We determined to attack through this pass. There was danger that if our planes got through on their way out, clouds might close in behind them before their return, shrouding the pass. In that case we might lose two whole air groups. To guard against this contingency, I decided to detail one plane, with an experienced officer, to remain in the pass as a weather observer while the rest were on the far side of the mountains. This officer would have authority to recall the planes if he saw the weather starting to close in. For this assignment, in view of his excellent judgment and experience, I selected Commander Ault. He was badly disappointed, since he naturally wanted to lead his planes in combat. The date set for the attack was March 10. The cruisers Australia, Chicago, Astoria and Louisville, and four destroyers, all under the command of Rear Admiral John Gregory Grace, of the Royal Navy, were detached and left behind to guard the passages through the Louisiades Islands against an enemy sortie in our rear. The rest of us proceeded westward into the Gulf of Papua, passing only 60 miles south of Port Moresby.

It was shortly after daylight when we arrived in the Gulf of Papua. In this sheltered area, we found little or no wind, and we could see that the pass through the mountains was clear. We kept within 15 miles of the coast, despite the numerous forbidding coral heads plainly visible in the clear water. Steaming at full speed to get sufficient wind over our decks, we launched our heavily loaded torpedo planes and dive bombers, with escorting fighter units. Snuggling to gain altitude. Lieutenant Commander Jimmie Brett’s torpedo squadron, at the last minute, received the benefit of an updraft of air and cleared the pass with a bare 500 feet to spare. When the groups sighted Salamaua and Lae, they saw two enemy cruisers and four destroyers in the harbors, with five transports and two cargo ships busily unloading supplies onto the beaches. Farther out, another Japanese task force was approaching. It contained an additional cruiser and five destroyers, six transports, and a seaplane tender of the Kamoi class. Until they heard the roar of engines and saw the flight swooping down from the mountains, the Japanese had no idea American planes were anywhere within miles of them.

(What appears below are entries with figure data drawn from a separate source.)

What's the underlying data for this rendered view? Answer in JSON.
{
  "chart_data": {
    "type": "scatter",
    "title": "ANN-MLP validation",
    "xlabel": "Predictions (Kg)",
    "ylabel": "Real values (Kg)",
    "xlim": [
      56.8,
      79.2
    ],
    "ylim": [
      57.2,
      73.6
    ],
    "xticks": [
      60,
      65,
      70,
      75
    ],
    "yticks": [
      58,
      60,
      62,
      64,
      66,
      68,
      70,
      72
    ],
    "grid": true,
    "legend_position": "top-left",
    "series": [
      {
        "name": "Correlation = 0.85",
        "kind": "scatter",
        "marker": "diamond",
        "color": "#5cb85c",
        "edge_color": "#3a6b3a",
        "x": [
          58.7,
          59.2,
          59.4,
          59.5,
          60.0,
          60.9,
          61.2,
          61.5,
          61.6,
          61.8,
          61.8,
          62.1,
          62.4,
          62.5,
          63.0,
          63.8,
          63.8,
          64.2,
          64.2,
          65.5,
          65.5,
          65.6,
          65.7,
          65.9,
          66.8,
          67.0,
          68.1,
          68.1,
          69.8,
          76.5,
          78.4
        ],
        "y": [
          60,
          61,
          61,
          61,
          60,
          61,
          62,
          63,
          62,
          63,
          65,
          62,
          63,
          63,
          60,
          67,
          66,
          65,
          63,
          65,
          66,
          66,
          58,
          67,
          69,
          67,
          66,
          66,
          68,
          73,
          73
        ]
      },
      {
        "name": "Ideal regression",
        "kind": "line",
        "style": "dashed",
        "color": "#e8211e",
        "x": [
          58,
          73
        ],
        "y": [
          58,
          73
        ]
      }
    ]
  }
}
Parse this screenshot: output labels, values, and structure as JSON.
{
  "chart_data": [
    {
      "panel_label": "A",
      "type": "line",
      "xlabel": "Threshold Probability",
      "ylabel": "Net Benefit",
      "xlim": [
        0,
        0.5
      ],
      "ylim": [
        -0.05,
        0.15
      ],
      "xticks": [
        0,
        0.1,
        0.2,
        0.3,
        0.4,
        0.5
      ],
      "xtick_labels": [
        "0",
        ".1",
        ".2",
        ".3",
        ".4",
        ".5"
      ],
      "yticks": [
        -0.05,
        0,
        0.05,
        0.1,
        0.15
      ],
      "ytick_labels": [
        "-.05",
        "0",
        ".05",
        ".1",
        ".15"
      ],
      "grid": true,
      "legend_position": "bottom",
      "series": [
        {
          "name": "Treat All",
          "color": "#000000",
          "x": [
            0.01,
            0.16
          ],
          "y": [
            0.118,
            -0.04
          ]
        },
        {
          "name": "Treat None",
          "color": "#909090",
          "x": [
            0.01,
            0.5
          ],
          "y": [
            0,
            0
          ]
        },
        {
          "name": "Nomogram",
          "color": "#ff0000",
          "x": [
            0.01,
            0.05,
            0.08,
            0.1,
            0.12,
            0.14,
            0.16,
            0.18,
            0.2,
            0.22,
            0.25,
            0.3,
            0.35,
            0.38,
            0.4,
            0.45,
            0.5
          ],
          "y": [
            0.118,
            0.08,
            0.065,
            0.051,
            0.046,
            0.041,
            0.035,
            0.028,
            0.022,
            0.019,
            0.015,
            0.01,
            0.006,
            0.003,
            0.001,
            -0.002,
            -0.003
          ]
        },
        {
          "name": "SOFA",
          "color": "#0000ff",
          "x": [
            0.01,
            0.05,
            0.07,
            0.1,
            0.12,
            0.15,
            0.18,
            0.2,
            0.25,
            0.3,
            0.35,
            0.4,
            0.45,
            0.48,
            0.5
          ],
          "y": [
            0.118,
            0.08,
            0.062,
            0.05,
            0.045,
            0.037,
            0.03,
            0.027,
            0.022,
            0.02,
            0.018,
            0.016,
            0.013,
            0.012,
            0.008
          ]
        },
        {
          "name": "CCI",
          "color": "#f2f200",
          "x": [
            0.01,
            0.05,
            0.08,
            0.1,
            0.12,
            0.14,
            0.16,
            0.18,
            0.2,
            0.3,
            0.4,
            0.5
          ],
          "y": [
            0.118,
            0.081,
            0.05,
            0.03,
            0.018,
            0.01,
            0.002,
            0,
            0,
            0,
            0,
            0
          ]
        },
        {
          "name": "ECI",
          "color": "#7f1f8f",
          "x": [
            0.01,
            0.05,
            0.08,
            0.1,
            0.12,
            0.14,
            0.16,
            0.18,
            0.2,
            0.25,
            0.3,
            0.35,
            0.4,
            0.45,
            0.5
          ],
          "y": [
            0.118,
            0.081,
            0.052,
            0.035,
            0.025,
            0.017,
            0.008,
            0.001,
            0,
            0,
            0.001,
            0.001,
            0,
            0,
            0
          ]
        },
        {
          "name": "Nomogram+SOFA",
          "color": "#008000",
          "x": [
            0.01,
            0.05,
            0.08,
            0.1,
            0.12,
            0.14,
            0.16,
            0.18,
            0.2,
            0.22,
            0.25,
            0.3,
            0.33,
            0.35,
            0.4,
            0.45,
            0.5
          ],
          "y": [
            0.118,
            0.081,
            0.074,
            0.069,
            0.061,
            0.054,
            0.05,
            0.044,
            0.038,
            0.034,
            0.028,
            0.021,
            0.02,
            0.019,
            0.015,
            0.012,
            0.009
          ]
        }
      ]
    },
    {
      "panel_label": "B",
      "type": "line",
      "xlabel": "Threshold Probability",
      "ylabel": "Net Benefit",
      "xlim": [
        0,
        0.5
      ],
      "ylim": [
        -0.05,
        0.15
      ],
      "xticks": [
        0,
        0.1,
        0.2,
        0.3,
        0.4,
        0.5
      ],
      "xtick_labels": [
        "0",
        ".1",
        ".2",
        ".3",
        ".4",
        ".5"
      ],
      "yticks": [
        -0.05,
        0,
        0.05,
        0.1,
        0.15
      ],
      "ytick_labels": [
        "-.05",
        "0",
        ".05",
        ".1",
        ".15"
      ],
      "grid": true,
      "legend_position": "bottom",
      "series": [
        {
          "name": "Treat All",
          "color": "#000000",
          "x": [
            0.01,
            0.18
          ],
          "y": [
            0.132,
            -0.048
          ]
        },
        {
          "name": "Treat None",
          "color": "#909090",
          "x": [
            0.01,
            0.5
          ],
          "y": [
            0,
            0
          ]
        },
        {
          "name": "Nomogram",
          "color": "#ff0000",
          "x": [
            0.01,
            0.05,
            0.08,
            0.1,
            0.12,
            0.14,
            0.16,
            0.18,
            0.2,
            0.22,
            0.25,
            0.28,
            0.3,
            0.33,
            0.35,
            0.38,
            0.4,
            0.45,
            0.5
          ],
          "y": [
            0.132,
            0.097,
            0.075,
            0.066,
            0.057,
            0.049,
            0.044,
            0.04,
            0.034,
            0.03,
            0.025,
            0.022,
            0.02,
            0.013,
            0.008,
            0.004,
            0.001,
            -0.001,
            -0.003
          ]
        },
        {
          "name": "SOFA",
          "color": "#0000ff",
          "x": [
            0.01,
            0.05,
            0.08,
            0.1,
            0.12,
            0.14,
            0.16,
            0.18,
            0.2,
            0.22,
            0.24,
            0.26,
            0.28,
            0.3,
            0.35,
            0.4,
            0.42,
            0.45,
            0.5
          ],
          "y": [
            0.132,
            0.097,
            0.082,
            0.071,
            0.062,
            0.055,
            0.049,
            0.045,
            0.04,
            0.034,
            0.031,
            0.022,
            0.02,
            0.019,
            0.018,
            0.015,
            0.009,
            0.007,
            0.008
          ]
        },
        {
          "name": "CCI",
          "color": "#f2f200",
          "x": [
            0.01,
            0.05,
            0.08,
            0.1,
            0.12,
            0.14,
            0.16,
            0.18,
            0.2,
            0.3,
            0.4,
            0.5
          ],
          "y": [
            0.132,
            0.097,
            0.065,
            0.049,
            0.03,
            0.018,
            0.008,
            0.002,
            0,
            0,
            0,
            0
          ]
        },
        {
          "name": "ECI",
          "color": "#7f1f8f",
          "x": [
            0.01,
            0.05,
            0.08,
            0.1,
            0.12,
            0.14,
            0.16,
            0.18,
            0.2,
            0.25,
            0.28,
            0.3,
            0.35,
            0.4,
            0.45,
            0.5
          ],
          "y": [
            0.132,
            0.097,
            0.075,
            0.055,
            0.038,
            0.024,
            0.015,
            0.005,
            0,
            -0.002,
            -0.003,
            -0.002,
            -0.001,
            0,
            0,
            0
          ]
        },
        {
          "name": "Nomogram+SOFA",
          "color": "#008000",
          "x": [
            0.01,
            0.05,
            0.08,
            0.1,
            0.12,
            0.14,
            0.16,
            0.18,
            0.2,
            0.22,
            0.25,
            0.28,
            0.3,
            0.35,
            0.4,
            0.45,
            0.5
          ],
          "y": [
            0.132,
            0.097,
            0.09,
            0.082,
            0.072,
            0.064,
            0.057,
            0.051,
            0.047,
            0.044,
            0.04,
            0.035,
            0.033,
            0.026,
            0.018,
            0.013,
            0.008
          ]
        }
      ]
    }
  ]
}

To the enemy’s complete surprise, our torpedo planes and bombers swept into the harbors and the dive bombers pushed over in their attacks. When it was all over, five transports or cargo ships had been sunk, a destroyer had blown up, a mine layer was apparently sinking, and a 1,000-pound bomb had landed on each of two cruisers. Two additional destroyers were reported as dead in the water. Antiaircraft fire had been light, but one scout bomber of the Lexington group had been shot down. An enemy float plane which had tried to oppose the attack was picked off by Lieutenant Noel Gaylor of the Lexington, who sent it flaming into the sea. Another had been driven off, trailing smoke.

After the return of our planes through the pass, we were elated as we counted them and saw that all but one were present. As soon as all were safely aboard, we headed east for our fueling rendezvous and to rejoin our rear-guard cruisers. It had been a most successful attack and had demonstrated that two or more carriers could work together in combat as a team. It delayed the enemy’s plans for the capture of Port Moresby and began the attrition of his shipping that was eventually to be a major cause of his downfall. Admiral Nimitz congratulated Admiral Brown on a raid “well planned and well executed.”